The Femtec's interface is curved to match the cornea's contour.

"The curved interface has some advantages," claims Thomas Stahr, 20/10's marketing manager. "We expect the flap to look different when cut with a curved interface that follows the cornea, rather than being cut by flattening the cornea then releasing it after ablation. With a microkeratome, you may get a flap that's thin in the middle and thicker in the periphery, but a curved interface gives an even thickness throughout the flap."

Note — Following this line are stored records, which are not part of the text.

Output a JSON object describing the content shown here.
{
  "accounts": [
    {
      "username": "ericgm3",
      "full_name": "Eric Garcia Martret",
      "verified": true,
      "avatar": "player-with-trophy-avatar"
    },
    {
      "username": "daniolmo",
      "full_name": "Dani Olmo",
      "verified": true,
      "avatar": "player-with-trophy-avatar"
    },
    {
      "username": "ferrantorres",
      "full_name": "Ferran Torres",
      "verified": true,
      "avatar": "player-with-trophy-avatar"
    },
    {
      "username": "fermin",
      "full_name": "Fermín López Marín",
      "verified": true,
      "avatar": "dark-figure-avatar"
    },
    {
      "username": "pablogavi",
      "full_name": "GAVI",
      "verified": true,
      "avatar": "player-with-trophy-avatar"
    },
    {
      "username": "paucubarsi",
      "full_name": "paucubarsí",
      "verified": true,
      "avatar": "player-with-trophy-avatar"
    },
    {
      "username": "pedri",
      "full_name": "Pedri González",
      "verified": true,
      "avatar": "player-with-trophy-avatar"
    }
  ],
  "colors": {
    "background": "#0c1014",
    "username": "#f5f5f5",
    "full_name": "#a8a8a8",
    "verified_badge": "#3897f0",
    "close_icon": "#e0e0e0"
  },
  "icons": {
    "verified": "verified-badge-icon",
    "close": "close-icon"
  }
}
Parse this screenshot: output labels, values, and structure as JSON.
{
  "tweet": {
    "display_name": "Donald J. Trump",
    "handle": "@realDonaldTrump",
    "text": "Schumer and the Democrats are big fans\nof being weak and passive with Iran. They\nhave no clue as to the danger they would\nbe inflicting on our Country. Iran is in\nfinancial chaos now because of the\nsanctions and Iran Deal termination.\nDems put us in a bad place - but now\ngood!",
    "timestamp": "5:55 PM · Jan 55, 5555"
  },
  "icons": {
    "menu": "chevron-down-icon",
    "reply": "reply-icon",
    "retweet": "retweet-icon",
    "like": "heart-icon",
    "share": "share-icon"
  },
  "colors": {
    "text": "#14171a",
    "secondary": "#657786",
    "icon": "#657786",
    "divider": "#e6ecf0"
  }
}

The Femtec lays down its energy in a circular pattern from the outside of the flap to the inside, and the surgeon can set parameters for depth, angle, and hinge position and width. The minimum flap thickness possible is
90 µm.

Michael Knorz, MD, of Mannheim, Germany, has used the Femtec as part of a small-scale, 50-patient study.

"The quality of the flap cut was examined by scanning electron microscopy and is excellent," he says. "It compares to the quality of a microkeratome cut. In a series of porcine eyes, the flap thickness had a standard deviation of about 5 µm. In our initial human cases we found the standard deviation to be 10 to 20 µm, but all you need to do is adjust the nomogram and then you're down to around 5-10 µm standard deviation."

Dr. Knorz says his only complications occurred in his very first cases, in which the laser made the actual cut in the epithelium, rather than deeper. "We stopped, waited a few weeks, then performed LASIK with the Amadeus microkeratome without any complications," he says.

Though the laser received U.S. Food and Drug Administration approval in February, "the United States isn't our first target," Mr. Stahr says. The company will instead begin selling the devices in Europe, then in Asia. It received a European CE Mark on April 30.

"We'll place the first three or four units in Europe in June to begin generating more clinical data," says Mr. Stahr.